In tre si dimettono dalla commissione contributi

ROSETO. La commissione consultiva contributi del Comune di Roseto perde alcuni pezzi. A dimettersi, dopo l’ultima riunione di martedì sera, sono stati il vicepresidente Fabio Pigliacampo, componente...
ROSETO. La commissione consultiva contributi del Comune di Roseto perde alcuni pezzi. A dimettersi, dopo l’ultima riunione di martedì sera, sono stati il vicepresidente Fabio Pigliacampo, componente dell’opposizione e attuale componente dell’associazione “Il Punto”, oltre a Andrea Marziani e Andrea Di Stanislao, sempre dell’opposizione. «Noi critichiamo ancora una volta la poca trasparenza nelle pratiche», dice Pigliacampo, «noi stiamo lì ormai, da due anni, solo per fare presenza, non contiamo nulla perché spesso è già tutto concordato, cioè ci fanno vedere i contributi erogati, quando già è tutto deciso.

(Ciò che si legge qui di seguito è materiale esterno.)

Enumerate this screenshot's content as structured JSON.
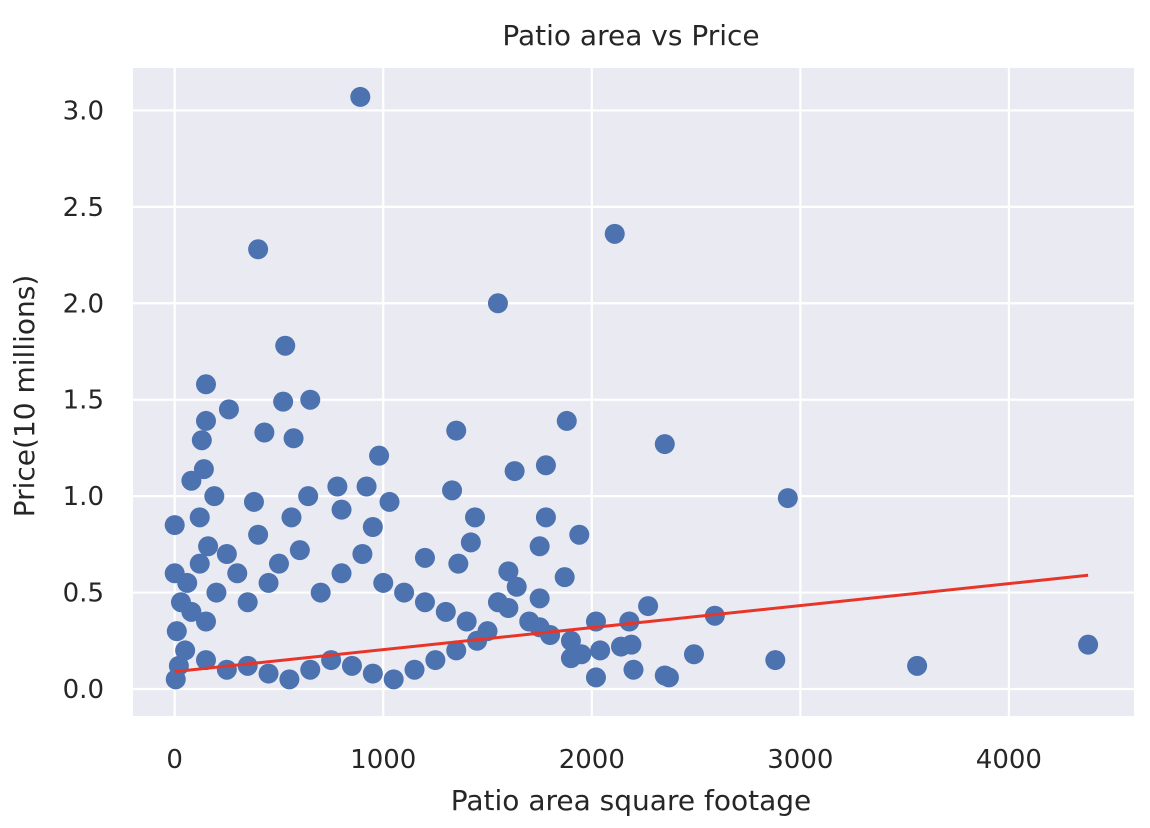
{
  "chart_data": {
    "type": "scatter",
    "title": "Patio area vs Price",
    "xlabel": "Patio area square footage",
    "ylabel": "Price(10 millions)",
    "xlim": [
      -200,
      4600
    ],
    "ylim": [
      -0.14,
      3.22
    ],
    "x_ticks": [
      0,
      1000,
      2000,
      3000,
      4000
    ],
    "x_tick_labels": [
      "0",
      "1000",
      "2000",
      "3000",
      "4000"
    ],
    "y_ticks": [
      0.0,
      0.5,
      1.0,
      1.5,
      2.0,
      2.5,
      3.0
    ],
    "y_tick_labels": [
      "0.0",
      "0.5",
      "1.0",
      "1.5",
      "2.0",
      "2.5",
      "3.0"
    ],
    "grid": true,
    "background": "#EAEAF2",
    "grid_color": "#FFFFFF",
    "series": [
      {
        "kind": "points",
        "color": "#4C72B0",
        "points": [
          [
            890,
            3.07
          ],
          [
            400,
            2.28
          ],
          [
            2110,
            2.36
          ],
          [
            1550,
            2.0
          ],
          [
            530,
            1.78
          ],
          [
            150,
            1.58
          ],
          [
            650,
            1.5
          ],
          [
            520,
            1.49
          ],
          [
            260,
            1.45
          ],
          [
            150,
            1.39
          ],
          [
            1880,
            1.39
          ],
          [
            130,
            1.29
          ],
          [
            430,
            1.33
          ],
          [
            570,
            1.3
          ],
          [
            1350,
            1.34
          ],
          [
            2350,
            1.27
          ],
          [
            980,
            1.21
          ],
          [
            1780,
            1.16
          ],
          [
            1630,
            1.13
          ],
          [
            140,
            1.14
          ],
          [
            80,
            1.08
          ],
          [
            780,
            1.05
          ],
          [
            920,
            1.05
          ],
          [
            190,
            1.0
          ],
          [
            640,
            1.0
          ],
          [
            1330,
            1.03
          ],
          [
            380,
            0.97
          ],
          [
            1030,
            0.97
          ],
          [
            2940,
            0.99
          ],
          [
            120,
            0.89
          ],
          [
            560,
            0.89
          ],
          [
            800,
            0.93
          ],
          [
            1440,
            0.89
          ],
          [
            1780,
            0.89
          ],
          [
            0,
            0.85
          ],
          [
            950,
            0.84
          ],
          [
            1940,
            0.8
          ],
          [
            160,
            0.74
          ],
          [
            1420,
            0.76
          ],
          [
            1750,
            0.74
          ],
          [
            1360,
            0.65
          ],
          [
            1200,
            0.68
          ],
          [
            1600,
            0.61
          ],
          [
            1870,
            0.58
          ],
          [
            1640,
            0.53
          ],
          [
            1750,
            0.47
          ],
          [
            2270,
            0.43
          ],
          [
            2590,
            0.38
          ],
          [
            2020,
            0.35
          ],
          [
            2180,
            0.35
          ],
          [
            1750,
            0.32
          ],
          [
            2190,
            0.23
          ],
          [
            2140,
            0.22
          ],
          [
            2040,
            0.2
          ],
          [
            1950,
            0.18
          ],
          [
            1900,
            0.16
          ],
          [
            2490,
            0.18
          ],
          [
            2880,
            0.15
          ],
          [
            2200,
            0.1
          ],
          [
            2020,
            0.06
          ],
          [
            2350,
            0.07
          ],
          [
            2370,
            0.06
          ],
          [
            3560,
            0.12
          ],
          [
            4380,
            0.23
          ],
          [
            0,
            0.6
          ],
          [
            30,
            0.45
          ],
          [
            60,
            0.55
          ],
          [
            10,
            0.3
          ],
          [
            50,
            0.2
          ],
          [
            20,
            0.12
          ],
          [
            5,
            0.05
          ],
          [
            80,
            0.4
          ],
          [
            120,
            0.65
          ],
          [
            150,
            0.35
          ],
          [
            200,
            0.5
          ],
          [
            250,
            0.7
          ],
          [
            300,
            0.6
          ],
          [
            350,
            0.45
          ],
          [
            400,
            0.8
          ],
          [
            450,
            0.55
          ],
          [
            500,
            0.65
          ],
          [
            600,
            0.72
          ],
          [
            700,
            0.5
          ],
          [
            800,
            0.6
          ],
          [
            900,
            0.7
          ],
          [
            1000,
            0.55
          ],
          [
            1100,
            0.5
          ],
          [
            1200,
            0.45
          ],
          [
            1300,
            0.4
          ],
          [
            1400,
            0.35
          ],
          [
            1500,
            0.3
          ],
          [
            1600,
            0.42
          ],
          [
            1700,
            0.35
          ],
          [
            1800,
            0.28
          ],
          [
            1900,
            0.25
          ],
          [
            1550,
            0.45
          ],
          [
            1450,
            0.25
          ],
          [
            1350,
            0.2
          ],
          [
            1250,
            0.15
          ],
          [
            1150,
            0.1
          ],
          [
            1050,
            0.05
          ],
          [
            950,
            0.08
          ],
          [
            850,
            0.12
          ],
          [
            750,
            0.15
          ],
          [
            650,
            0.1
          ],
          [
            550,
            0.05
          ],
          [
            450,
            0.08
          ],
          [
            350,
            0.12
          ],
          [
            250,
            0.1
          ],
          [
            150,
            0.15
          ]
        ]
      },
      {
        "kind": "fit_line",
        "color": "#E8352A",
        "points": [
          [
            0,
            0.09
          ],
          [
            4380,
            0.59
          ]
        ]
      }
    ]
  }
}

Quindi se noi ci siamo o non ci siamo è indifferente, per questo motivo abbiamo deciso di dimetterci». Alcune settimane fa si è dimesso anche Giovanni Di Bonaventura, componente della minoranza facente parte del gruppo Liberi e Uguali, per motivi personali e, di conseguenza, l’unica dell’opposizione a essere rimasta all’interno della commissione è Marta Vannucci di Casa Civica. «Io sono d’accordo con le motivazioni di coloro che hanno deciso di dimettersi», spiega Vannucci, «perché ci sono delle lacune, dovute anche a un regolamento ormai troppo vecchio risalente al 1997, ma io ho deciso di restare per cercare di cambiare qualcosa, proponendo soluzioni per migliorare il regolamento». La commissione consultiva contributi è un organo preposto a dare un parere, non vincolante, ogni volta che il Comune concede contributi diretti per una manifestazione, culturale o sportiva. La prima convocazione della commissione ci fu il 5 dicembre 2017, dopo circa un anno e mezzo dall’insediamento dell’attuale amministrazione, e già a giugno scorso ci furono le prime avvisaglie di malcontento dei membri dell’opposizione. (l.v.)